Iran, Perlawanan Kultural Perempuan Iran
Pascatumbangnya monarki di Iran tahun 1979, Ayatollah Rohullah Khomeini mewajibkan perempuan Iran menggunakan hijab. Perempuan Iran tak lagi bebas mengenakan busana. yang diinginkannya. Kini, desakan yang sama muncul.
Seorang perempuan muda berdiri di atas kap sebuah mobil yang parkir di salah satu badan jalan di tengah Kota Mashhad, ibu kota Provinsi Razani Khorasan, Iran. Dikelilingi oleh sejumlah orang, dia melepas kerudung yang menutupi kepala dan rambutnya sambil berteriak: “Matilah diktator!”.
Orang-orang yang berada di sekelilingnya bergabung dan ikut berteriak bersamanya. Sebagian lainnya yang ikut menyaksikan hal itu membunyikan klakson kendaraan yang digunakannya, mendukung aksi sang perempuan.
Bagi banyak perempuan Iran, tindakan seperti itu tidak terlintas untuk dilakukan satu dekade lalu di kota ini. Apalagi, Mashhad adalah salah satu kota suci kelompok Syiah yang berkuasa di Iran, setelah Kota Qom dan Teheran.

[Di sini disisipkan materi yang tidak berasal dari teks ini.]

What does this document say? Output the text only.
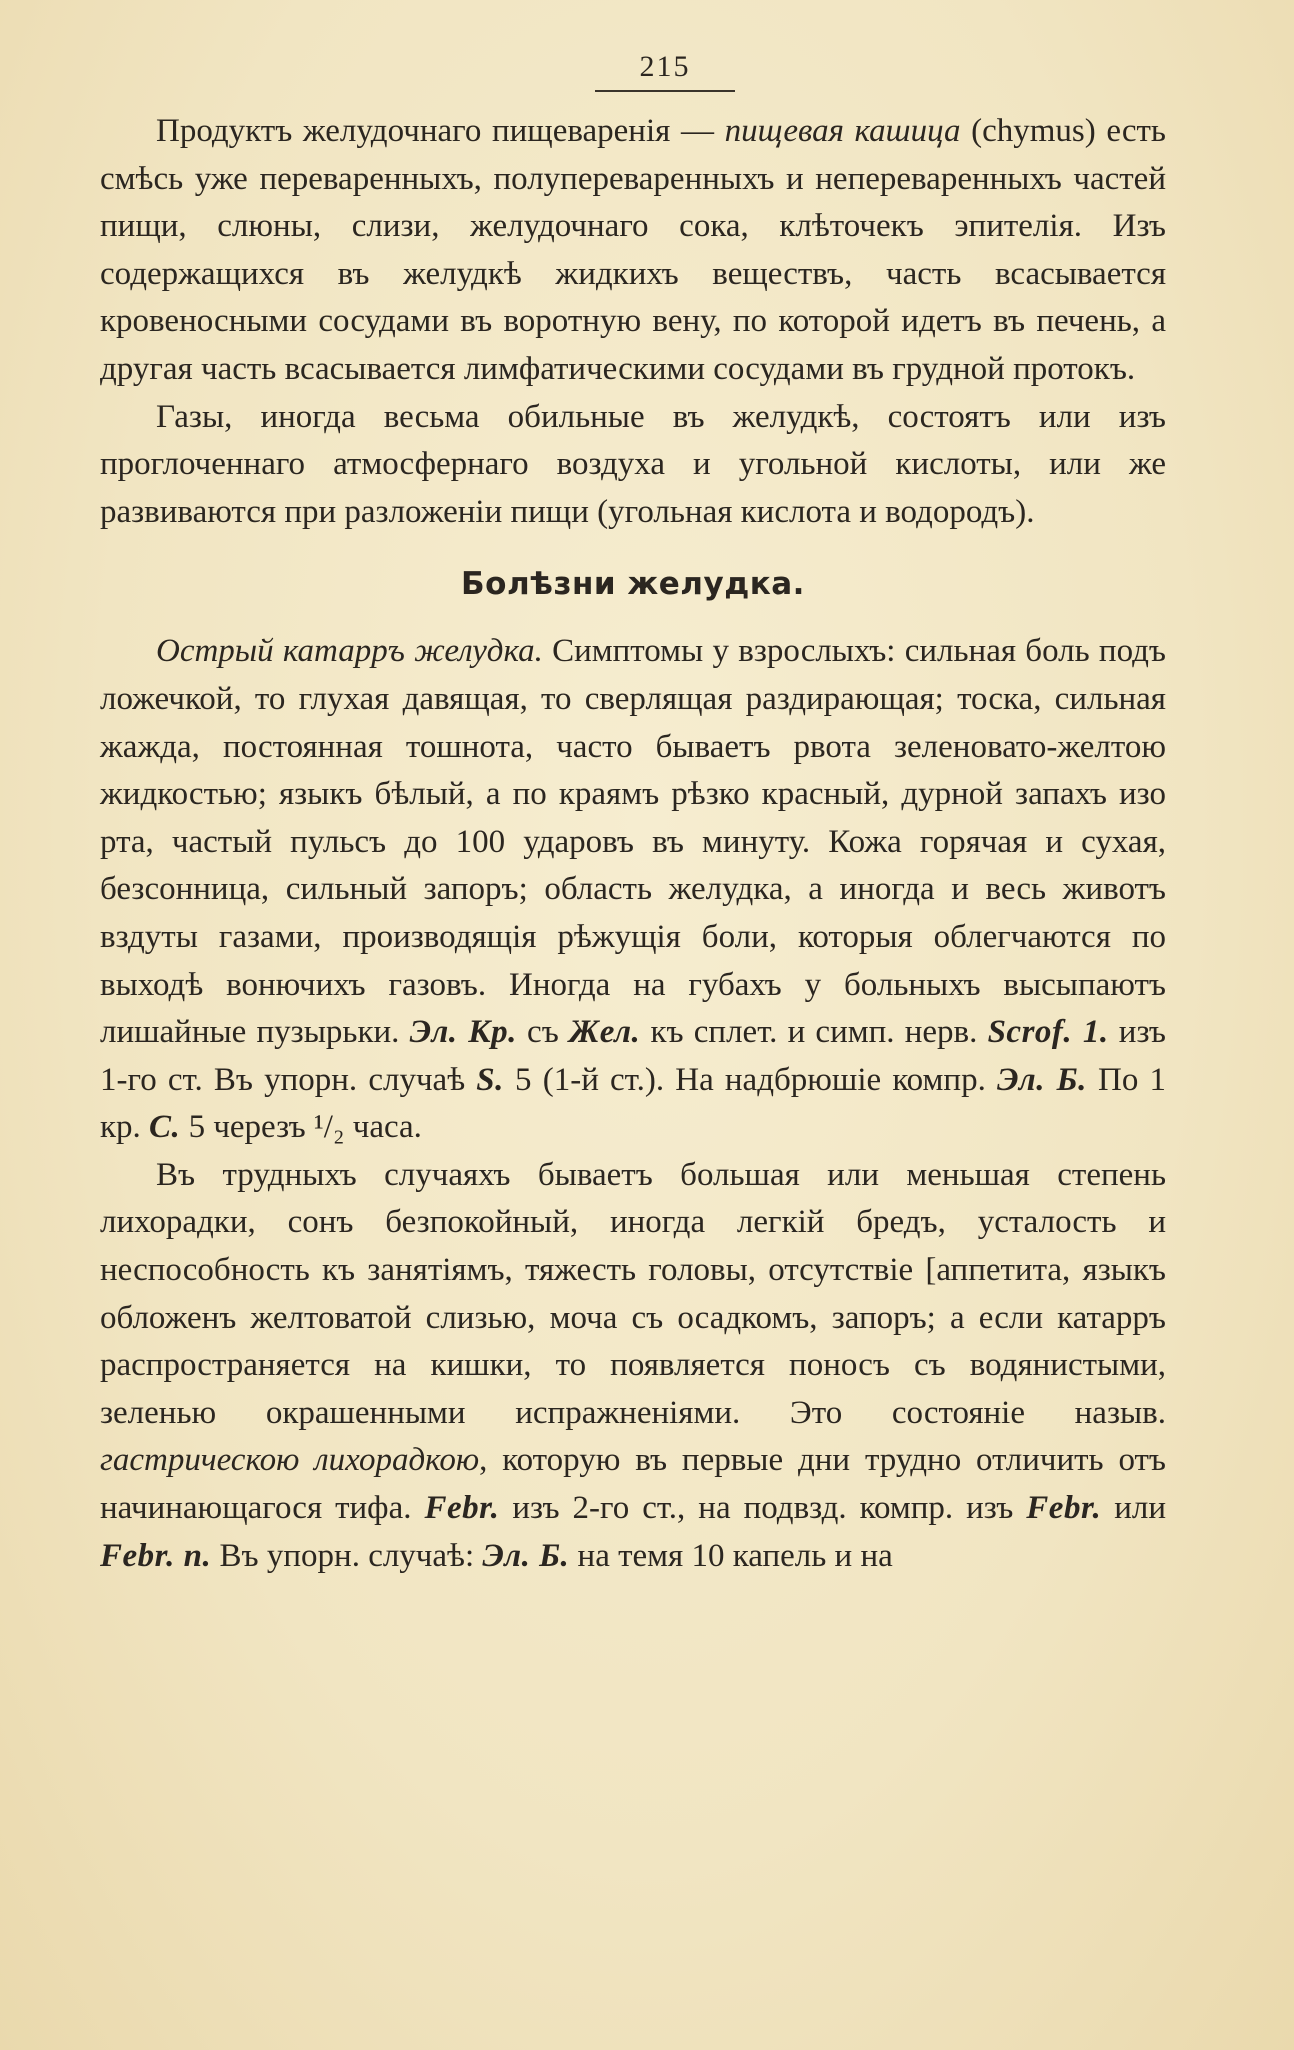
215

Продуктъ желудочнаго пищеваренія — пищевая кашица (chymus) есть смѣсь уже переваренныхъ, полупереваренныхъ и непереваренныхъ частей пищи, слюны, слизи, желудочнаго сока, клѣточекъ эпителія. Изъ содержащихся въ желудкѣ жидкихъ веществъ, часть всасывается кровеносными сосудами въ воротную вену, по которой идетъ въ печень, а другая часть всасывается лимфатическими сосудами въ грудной протокъ.

Газы, иногда весьма обильные въ желудкѣ, состоятъ или изъ проглоченнаго атмосфернаго воздуха и угольной кислоты, или же развиваются при разложеніи пищи (угольная кислота и водородъ).

Болѣзни желудка.

Острый катарръ желудка. Симптомы у взрослыхъ: сильная боль подъ ложечкой, то глухая давящая, то сверлящая раздирающая; тоска, сильная жажда, постоянная тошнота, часто бываетъ рвота зеленовато-желтою жидкостью; языкъ бѣлый, а по краямъ рѣзко красный, дурной запахъ изо рта, частый пульсъ до 100 ударовъ въ минуту. Кожа горячая и сухая, безсонница, сильный запоръ; область желудка, а иногда и весь животъ вздуты газами, производящія рѣжущія боли, которыя облегчаются по выходѣ вонючихъ газовъ. Иногда на губахъ у больныхъ высыпаютъ лишайные пузырьки. Эл. Кр. съ Жел. къ сплет. и симп. нерв. Scrof. 1. изъ 1-го ст. Въ упорн. случаѣ S. 5 (1-й ст.). На надбрюшіе компр. Эл. Б. По 1 кр. С. 5 черезъ ¹/₂ часа.

Въ трудныхъ случаяхъ бываетъ большая или меньшая степень лихорадки, сонъ безпокойный, иногда легкій бредъ, усталость и неспособность къ занятіямъ, тяжесть головы, отсутствіе [аппетита, языкъ обложенъ желтоватой слизью, моча съ осадкомъ, запоръ; а если катарръ распространяется на кишки, то появляется поносъ съ водянистыми, зеленью окрашенными испражненіями. Это состояніе назыв. гастрическою лихорадкою, которую въ первые дни трудно отличить отъ начинающагося тифа. Febr. изъ 2-го ст., на подвзд. компр. изъ Febr. или Febr. n. Въ упорн. случаѣ: Эл. Б. на темя 10 капель и на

“Ketika Anda melihat kaum perempuan Mashhad turun ke jalan dan membakar cadar mereka di depan umum, ini benar-benar tindakan yang revolusioner. Perempuan Iran ingin kewajiban menutup wajah, penggunaan cadar, dicabut,” kata Fatemeh Shams, seniman perempuan kelahiran Mashhad.
Baca juga : Perempuan Iran Bergerak Pasca Kematian Mahsa Amini
Selama beberapa tahun terakhir, demonstrasi yang terjadi di berbagai kota di Iran lebih banyak mengarah pada isu kesulitan ekonomi yang dialami warga. Iran selama ini telah menjadi korban sepihak rezim sanksi ekonomi oleh Amerika Serikat dan sekutunya.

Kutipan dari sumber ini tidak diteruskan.